Bis jetzt deutet alles darauf hin, die CD zu kaufen. Die Frage ist nur, ob man Daten, die dem Anschein nach illegal gesammelt wurden, verwerten darf.

Ob und in welchem Maß illegal ermittelte Fakten als Beweismittel in ein Gerichtsverfahren eingehen dürfen, ist in der Rechtsprechung nicht undbedingt laienverständlich aufgearbeitet. Als Faustregel kann man sagen: Widerrechtlich erhobenes Material hat keine Beweiskraft, kann aber als Ausgangspunkt genommen werden, um das gleiche Wissen mit legalen Mitteln zu erwerben. Der Spiegel argumentiert, der Staat greife im Zuge nachrichten- und geheimdienstlicher Operationen immer wieder zu unsauberen Mitteln, V-Leute arbeiteten so und außerdem sei Steuerhinterziehung derart asozial, dass man sich nicht so haben soll. Das ist es, was ich mit dem Vermischen meinte: Wir müssen zwischen dem differenzieren, was Recht ist und was wir als gerecht empfinden. Der reichen Pfeffersäcken so richtig zeigen, wo der Hammer hängt, mag ja vielleicht dem gesunden Volksempfinden entsprechen, aber zum Glück entscheiden Gerichte nicht mehr aufgrund dessen, was vom Marktplatz zu ihnen schallt. Dazu gehört, dass Beweise auf rechtem Weg zustande kommen. Das ist nicht etwa eine akademische Marotte weltferner Juristen, sondern die Verhinderung eines Dammbruchs. Andernfalls müsste man sich nämlich fragen, wo man die Grenzen zieht. Ist es dann vielleicht doch in Ordnung, ohne richterliche Kontrolle monatelang eine Wohnung zu verwanzen? Darf man vielleicht doch heimlich eine Hintertür auf dem Privatrechner installieren und nachsehen, ob etwas Feines zu finden ist? Kann man bei den Verhörmethoden nicht einmal etwas innovativer vorgehen? So einen Zahn kann man ja überall verlieren. Ich polemisiere? Sehen sie nach, was vor 20 Jahren noch als absolutes Tabu des Rechtsstaats galt und was wir seit 2001 als völlig legitime Mittel bei der (das Folgende mit Hall) Bekämpfung des internationalen Terrorismus (Donnergrollen) wahlweise auch Kampf gegen das organisierte Verbrechen, Kinderpornografie, Drogenhandel, Kampfhunde, Killerspiele oder Gewaltvideos als Mittel akzeptieren. Hätte damals ein Innenminister gefordert, er wolle ständig Ihr Tagebuch lesen können und bei Knopfdruck auf 100 Meter genau wissen, wo Sie sich gerade aufhalten, hätte er zurücktreten müssen. Genau das ist es aber, was Bundestrojaner und Vorratsdatenspeicherung ermöglichen sollen, und gerade einmal einige Tausend von 80 Millionen Menschen regen sich darüber ernsthaft auf.

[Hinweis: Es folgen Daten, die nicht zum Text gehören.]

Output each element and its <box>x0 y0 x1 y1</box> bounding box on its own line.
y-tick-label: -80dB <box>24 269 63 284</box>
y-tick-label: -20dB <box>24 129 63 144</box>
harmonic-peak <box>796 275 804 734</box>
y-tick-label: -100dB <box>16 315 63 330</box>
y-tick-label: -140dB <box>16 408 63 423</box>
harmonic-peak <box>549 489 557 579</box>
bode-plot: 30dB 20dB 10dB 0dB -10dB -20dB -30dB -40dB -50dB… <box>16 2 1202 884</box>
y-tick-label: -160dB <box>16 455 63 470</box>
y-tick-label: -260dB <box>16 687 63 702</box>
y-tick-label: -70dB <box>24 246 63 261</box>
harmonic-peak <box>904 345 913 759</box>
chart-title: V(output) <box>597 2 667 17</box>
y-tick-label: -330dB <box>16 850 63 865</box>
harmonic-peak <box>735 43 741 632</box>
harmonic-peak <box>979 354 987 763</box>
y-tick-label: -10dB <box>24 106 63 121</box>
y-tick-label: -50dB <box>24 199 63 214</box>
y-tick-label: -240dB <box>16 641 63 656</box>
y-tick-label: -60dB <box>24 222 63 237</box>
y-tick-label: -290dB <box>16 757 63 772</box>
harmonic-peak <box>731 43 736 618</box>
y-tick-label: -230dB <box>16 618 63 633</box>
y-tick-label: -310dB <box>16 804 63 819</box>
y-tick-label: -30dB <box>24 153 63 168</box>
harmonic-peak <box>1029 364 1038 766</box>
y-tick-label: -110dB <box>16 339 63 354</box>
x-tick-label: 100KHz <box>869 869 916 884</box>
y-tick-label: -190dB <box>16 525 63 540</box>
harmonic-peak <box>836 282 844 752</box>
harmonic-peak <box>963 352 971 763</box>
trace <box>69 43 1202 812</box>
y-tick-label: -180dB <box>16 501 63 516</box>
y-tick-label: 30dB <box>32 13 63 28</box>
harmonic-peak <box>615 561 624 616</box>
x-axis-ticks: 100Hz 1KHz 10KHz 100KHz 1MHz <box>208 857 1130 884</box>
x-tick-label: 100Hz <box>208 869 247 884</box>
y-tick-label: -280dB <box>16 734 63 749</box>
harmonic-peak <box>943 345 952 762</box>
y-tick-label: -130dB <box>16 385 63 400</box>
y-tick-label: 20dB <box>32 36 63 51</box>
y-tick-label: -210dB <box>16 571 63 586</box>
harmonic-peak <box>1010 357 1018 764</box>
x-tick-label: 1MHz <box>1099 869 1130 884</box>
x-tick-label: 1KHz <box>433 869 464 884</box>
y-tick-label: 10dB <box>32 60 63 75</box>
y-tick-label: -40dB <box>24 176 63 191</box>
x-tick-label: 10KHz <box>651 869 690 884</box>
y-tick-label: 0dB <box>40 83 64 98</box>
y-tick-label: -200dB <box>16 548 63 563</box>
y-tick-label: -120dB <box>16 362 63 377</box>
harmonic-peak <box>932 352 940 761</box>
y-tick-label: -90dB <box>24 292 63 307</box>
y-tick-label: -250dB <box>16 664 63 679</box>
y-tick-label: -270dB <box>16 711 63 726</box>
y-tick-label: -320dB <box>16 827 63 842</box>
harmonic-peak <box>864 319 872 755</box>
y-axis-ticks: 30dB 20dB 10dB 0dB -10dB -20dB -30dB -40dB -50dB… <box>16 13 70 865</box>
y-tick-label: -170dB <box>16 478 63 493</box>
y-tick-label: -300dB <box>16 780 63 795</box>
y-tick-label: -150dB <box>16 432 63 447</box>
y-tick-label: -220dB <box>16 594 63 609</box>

Leider verlaufen die Fronten bei der Diskussion nur zu klischeehaft: Die Wirtschaftsflügel der CDU und der FDP entdecken auf einmal den Datenschützer in sich und sind gegen den Kauf der CD, auf der anderen Seite sind die sich selbst als Anwälte des kleinen Mannes sehenden Verterter der SPD, Linken und GrünInnen dafür, immerhin sind Steuersünder fast schon sowas wie Terroristen.

Offenbar ist Datenschutz immer nur dann relevant, wenn es um den eigenen Kopf geht. Sobald man aber anderer Leute Schubladen durchwühlt, besiegt Voyeurismus den Rechtsstaat.